L’ouverture à la concurrence du ferroviaire fait émerger de nouveaux acteurs désireux de donner une nouvelle définition au voyage en train. Parmi eux, Railcoop se distingue par son positionnement coopératif et sa volonté de redonner vie à des territoires parfois isolés. Une démarche sociale, environnementale et solidaire qui verra officiellement le jour en 2022, avec une première liaison Bordeaux-Lyon, abandonnée depuis 2014 par la SNCF. Retour sur cet ambitieux projet avec Alexandra Debaisieux, directrice déléguée.
Pour bien comprendre la raison d’être de Railcoop, il faut revenir deux ans en arrière, début 2019. L’idée de créer un opérateur ferroviaire est née d’une rencontre entre plusieurs citoyens aux parcours différents mais à l’ambition commune. « Certains réfléchissaient à la mobilité durable, d’autres étaient investis de longue date dans l’économie sociale et solidaire. Tous se sont rencontrés et ont commencé à travailler ensemble à ce à quoi pourrait ressembler le train de demain », se souvient Alexandra Debaisieux, directrice générale déléguée de Railcoop. Tous se retrouvent sur un point : l’envie de proposer des services de transports qui répondent aux objectifs de transition écologique. « Le train permet de développer une mobilité plus durable. Avec l’ouverture à la concurrence du transport domestique de passagers, nous avons vu une opportunité. »
Rapidement, le projet prend forme et entraîne la création de la SCIC (société coopérative d’intérêt collectif) Railcoop en novembre 2019. Une grande première pour une entreprise ferroviaire, qui fait même parler au-delà des frontières. « Des Anglais, des Italiens et des Suisses nous ont notamment contactés car l’idée les intéressait », raconte Alexandra Debaisieux.

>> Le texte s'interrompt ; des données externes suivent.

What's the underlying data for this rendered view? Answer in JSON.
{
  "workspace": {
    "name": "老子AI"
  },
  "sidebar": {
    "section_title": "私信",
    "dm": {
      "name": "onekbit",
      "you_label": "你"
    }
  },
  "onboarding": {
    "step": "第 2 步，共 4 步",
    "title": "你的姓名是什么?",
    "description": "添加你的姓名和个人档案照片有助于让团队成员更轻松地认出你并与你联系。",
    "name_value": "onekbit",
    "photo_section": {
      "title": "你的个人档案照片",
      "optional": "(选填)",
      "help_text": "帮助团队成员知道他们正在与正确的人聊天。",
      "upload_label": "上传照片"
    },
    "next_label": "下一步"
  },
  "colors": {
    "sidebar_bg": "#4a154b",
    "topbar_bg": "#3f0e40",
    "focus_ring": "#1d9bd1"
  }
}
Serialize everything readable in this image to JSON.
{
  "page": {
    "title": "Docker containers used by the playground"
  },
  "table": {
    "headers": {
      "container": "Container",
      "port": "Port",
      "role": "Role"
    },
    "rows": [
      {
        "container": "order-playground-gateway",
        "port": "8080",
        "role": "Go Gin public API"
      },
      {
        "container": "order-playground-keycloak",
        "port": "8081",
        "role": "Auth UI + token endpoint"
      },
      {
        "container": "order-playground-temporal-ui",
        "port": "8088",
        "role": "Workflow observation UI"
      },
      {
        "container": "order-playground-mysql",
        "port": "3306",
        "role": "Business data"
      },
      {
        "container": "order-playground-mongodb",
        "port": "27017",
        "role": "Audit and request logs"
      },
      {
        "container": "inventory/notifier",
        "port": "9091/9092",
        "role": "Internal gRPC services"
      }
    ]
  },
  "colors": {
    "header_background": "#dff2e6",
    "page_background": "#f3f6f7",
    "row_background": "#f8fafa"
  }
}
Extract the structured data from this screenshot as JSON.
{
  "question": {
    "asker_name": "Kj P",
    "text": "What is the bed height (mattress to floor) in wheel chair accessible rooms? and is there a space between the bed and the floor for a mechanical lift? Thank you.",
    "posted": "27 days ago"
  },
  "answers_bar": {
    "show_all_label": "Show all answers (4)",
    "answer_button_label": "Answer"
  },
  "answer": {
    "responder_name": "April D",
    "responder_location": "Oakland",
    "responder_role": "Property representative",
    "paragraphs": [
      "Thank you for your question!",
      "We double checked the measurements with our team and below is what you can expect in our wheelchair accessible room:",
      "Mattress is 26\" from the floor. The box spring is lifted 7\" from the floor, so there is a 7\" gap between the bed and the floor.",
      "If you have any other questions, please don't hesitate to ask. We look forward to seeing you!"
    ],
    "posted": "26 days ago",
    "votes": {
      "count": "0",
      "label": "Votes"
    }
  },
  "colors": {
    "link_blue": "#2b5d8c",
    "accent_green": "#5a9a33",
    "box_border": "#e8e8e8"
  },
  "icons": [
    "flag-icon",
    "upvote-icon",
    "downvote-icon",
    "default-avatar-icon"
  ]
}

Un statut coopératif inédit
Avec à ce statut coopératif, tout le monde peut devenir sociétaire de Railcoop. Particuliers, associations, entreprises et collectivités locales peuvent acquérir des parts sociales, chacune coûtant 100 euros, et participer au développement de la société. Chaque sociétaire représente une voix, peu importe le nombre de parts qu’il détient. « Ces derniers contribuent à la définition de la stratégie de l’opérateur, explique la directrice déléguée. Ils sont réunis dans différents cercles de travail, comme la gouvernance, les outils numériques ou les nouveaux services en gare. Ce système permet à chacun de s’investir dans la vie de la coopérative ferroviaire. » En novembre dernier, Railcoop comptait plus de 2 500 sociétaires.
« Notre objectif n’est pas de prendre des parts à la SNCF mais de renforcer le maillage sur le territoire »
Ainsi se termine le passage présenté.